Intimate Strangers has been exhibited at Vladivostok Biennale of Visual Arts, Russia and in the Institute of Contemporary Art, Singapore (ICAS) as a video installation. Other notable cultural institutions at which Intimate Strangers has been screened include El Museo Cultural de Santa Fe, USA, Zero Art Space, Myanmar, and Cairo Video Festival, Egypt. The ICAS published an exhibition catalogue with an essay, “The Space Between”, by Charles Merewether in conjunction with her solo exhibition Ayano Hattori: Intimate Strangers. Intimate Strangers is also the title of her MA thesis. With the term intimate strangers describing the viewership, this practice-based research was conducted on the reconfiguration of the relation between the performance artist and the camera, and between the body and the gaze, leading into the post-performance material production of documentation in the form of photography and video. Intimate Strangers received a travel research grant, the Winston Oh Travel Research Award, from LASALLE College of the Arts, which allowed her to research in New York City. This travel research was materialised as Tour 1-3 with performative use of the artist’s own body narrating national traumas of Japan in imitation of a volunteer tour guide at the 9.11 Memorial Park. Other works from early in her career include acrylic paintings and the performance-art works With Father, featuring her own father, and Untitled (Leg with torch), both first performed in Japan.



Ayano Hattori
Family Story (2019), Digital Video

Her practice-based PhD research, You Saw Nothing: Sight, Digital Video, Post-3.11 Japan, auto-ethnographically situates Ayano herself as an artist-researcher in the socio-political centre–periphery structure in post-3.11 Japan, and reconsiders the apotheosis of growth with a focus on digital video as data and information, an embodiment of time–space compression.
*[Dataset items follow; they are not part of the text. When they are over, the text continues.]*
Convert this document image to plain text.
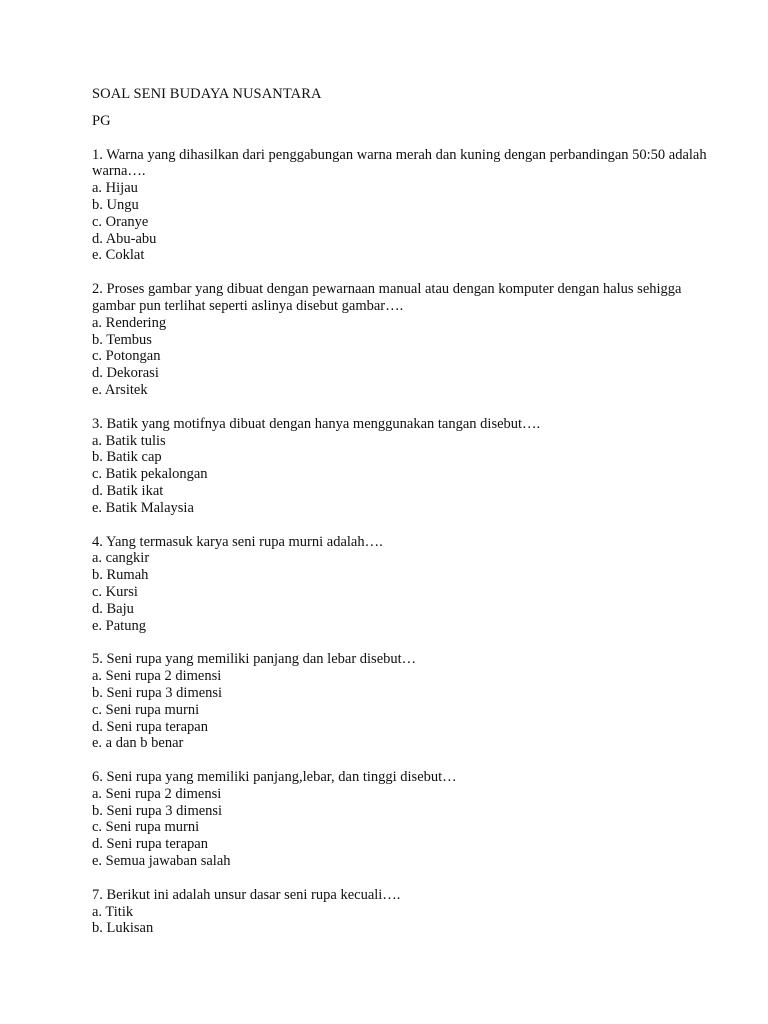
SOAL SENI BUDAYA NUSANTARA
PG

1. Warna yang dihasilkan dari penggabungan warna merah dan kuning dengan perbandingan 50:50 adalah warna….

a. Hijau
b. Ungu
c. Oranye
d. Abu-abu
e. Coklat

2. Proses gambar yang dibuat dengan pewarnaan manual atau dengan komputer dengan halus sehigga gambar pun terlihat seperti aslinya disebut gambar….

a. Rendering
b. Tembus
c. Potongan
d. Dekorasi
e. Arsitek

3. Batik yang motifnya dibuat dengan hanya menggunakan tangan disebut….

a. Batik tulis
b. Batik cap
c. Batik pekalongan
d. Batik ikat
e. Batik Malaysia

4. Yang termasuk karya seni rupa murni adalah….

a. cangkir
b. Rumah
c. Kursi
d. Baju
e. Patung

5. Seni rupa yang memiliki panjang dan lebar disebut…

a. Seni rupa 2 dimensi
b. Seni rupa 3 dimensi
c. Seni rupa murni
d. Seni rupa terapan
e. a dan b benar

6. Seni rupa yang memiliki panjang,lebar, dan tinggi disebut…

a. Seni rupa 2 dimensi
b. Seni rupa 3 dimensi
c. Seni rupa murni
d. Seni rupa terapan
e. Semua jawaban salah

7. Berikut ini adalah unsur dasar seni rupa kecuali….

a. Titik
b. Lukisan
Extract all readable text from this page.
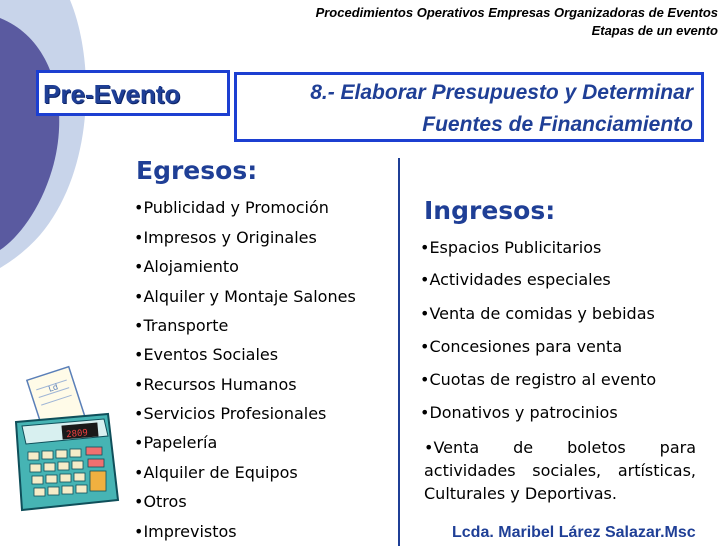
Procedimientos Operativos Empresas Organizadoras de Eventos
Etapas de un evento
Pre-Evento	8.- Elaborar Presupuesto y Determinar
Fuentes de Financiamiento
Egresos:
•Publicidad y Promoción
•Impresos y Originales
•Alojamiento
•Alquiler y Montaje Salones
•Transporte
•Eventos Sociales
•Recursos Humanos
•Servicios Profesionales
•Papelería
•Alquiler de Equipos
•Otros
•Imprevistos
Ingresos:
•Espacios Publicitarios
•Actividades especiales
•Venta de comidas y bebidas
•Concesiones para venta
•Cuotas de registro al evento
•Donativos y patrocinios
•Venta de boletos para actividades sociales, artísticas, Culturales y Deportivas.
Ld
2809
Lcda. Maribel Lárez Salazar.Msc
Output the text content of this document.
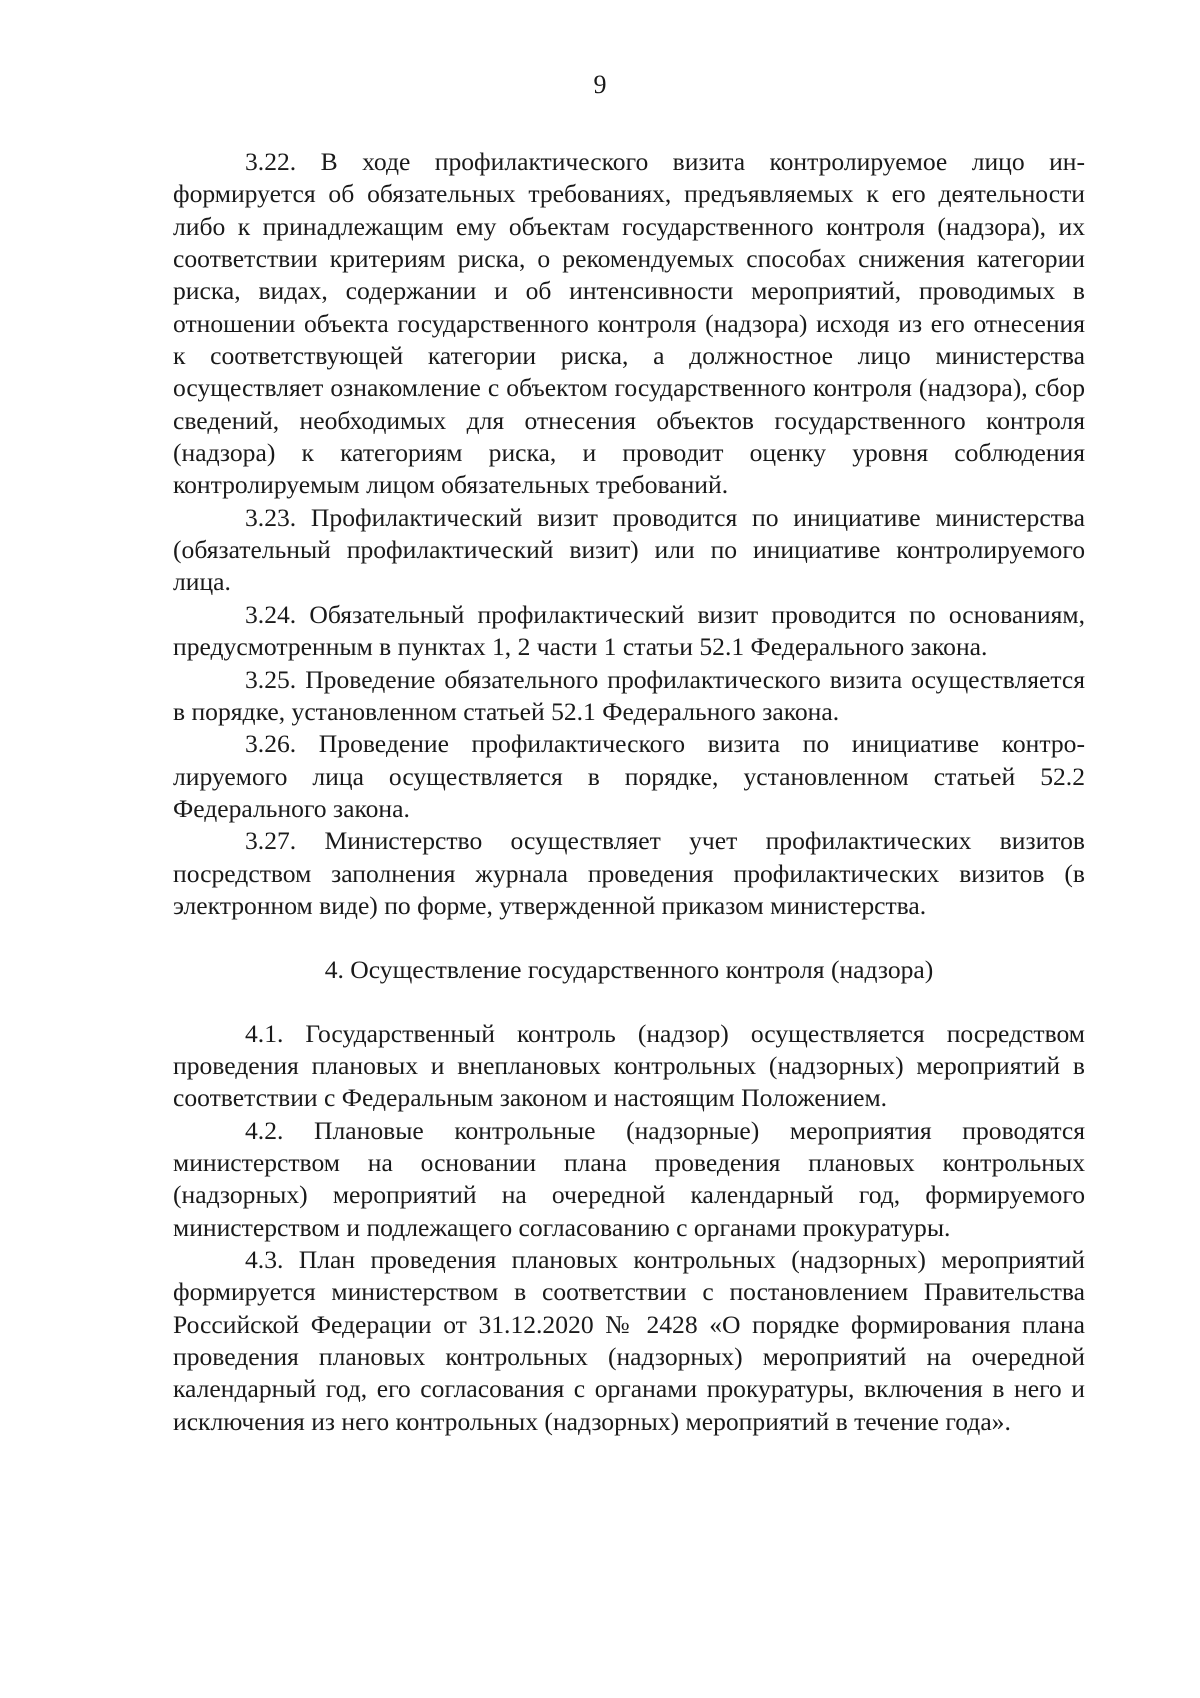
9

3.22. В ходе профилактического визита контролируемое лицо информируется об обязательных требованиях, предъявляемых к его деятельности либо к принадлежащим ему объектам государственного контроля (надзора), их соответствии критериям риска, о рекомендуемых способах снижения категории риска, видах, содержании и об интенсивности мероприятий, проводимых в отношении объекта государственного контроля (надзора) исходя из его отнесения к соответствующей категории риска, а должностное лицо министерства осуществляет ознакомление с объектом государственного контроля (надзора), сбор сведений, необходимых для отнесения объектов государственного контроля (надзора) к категориям риска, и проводит оценку уровня соблюдения контролируемым лицом обязательных требований.

3.23. Профилактический визит проводится по инициативе министерства (обязательный профилактический визит) или по инициативе контролируемого лица.

3.24. Обязательный профилактический визит проводится по основаниям, предусмотренным в пунктах 1, 2 части 1 статьи 52.1 Федерального закона.

3.25. Проведение обязательного профилактического визита осуществляется в порядке, установленном статьей 52.1 Федерального закона.

3.26. Проведение профилактического визита по инициативе контролируемого лица осуществляется в порядке, установленном статьей 52.2 Федерального закона.

3.27. Министерство осуществляет учет профилактических визитов посредством заполнения журнала проведения профилактических визитов (в электронном виде) по форме, утвержденной приказом министерства.

4. Осуществление государственного контроля (надзора)

4.1. Государственный контроль (надзор) осуществляется посредством проведения плановых и внеплановых контрольных (надзорных) мероприятий в соответствии с Федеральным законом и настоящим Положением.

4.2. Плановые контрольные (надзорные) мероприятия проводятся министерством на основании плана проведения плановых контрольных (надзорных) мероприятий на очередной календарный год, формируемого министерством и подлежащего согласованию с органами прокуратуры.

4.3. План проведения плановых контрольных (надзорных) мероприятий формируется министерством в соответствии с постановлением Правительства Российской Федерации от 31.12.2020 № 2428 «О порядке формирования плана проведения плановых контрольных (надзорных) мероприятий на очередной календарный год, его согласования с органами прокуратуры, включения в него и исключения из него контрольных (надзорных) мероприятий в течение года».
Through inviting readers to observe the irreducible micro details of Japanese peripheries in the shaded history of growth, her research offers a macro reconsideration of modernity and exploitative relations as a universal issue. The auto-ethnography positions her contradictorily between research subjectivities, as both the researcher and the researched. From this oxymoronic positionality, she develops the politics of representation and knowledge into the aesthetics of intimacy and opacity. This poetic, yet critical, analytical, and activist embodiment weaves the realm of sight through multiple threads of creative practice, academic text, ethnography, film study, and sociology, and theatrically involves the viewers/readers within.

In 2018, she designed and founded Artist-in-House (AH+) in Niigata, to which she relocated and where she has been resident since 2019. AH+ manifests Ayano’s passions for art as a way of living and collaboration with artists and creative individuals from different disciplines. AH+ promotes artist-centred, creative, and sustainable research methodologies and decentred production of art and knowledge. The current collaboration with anthropologist/ethnographer Robert Simpkins researches into the boundary between artwork and ethnographic document, the politics of the representing and the represented, and the mediated co-presence and knowing of the Other/other.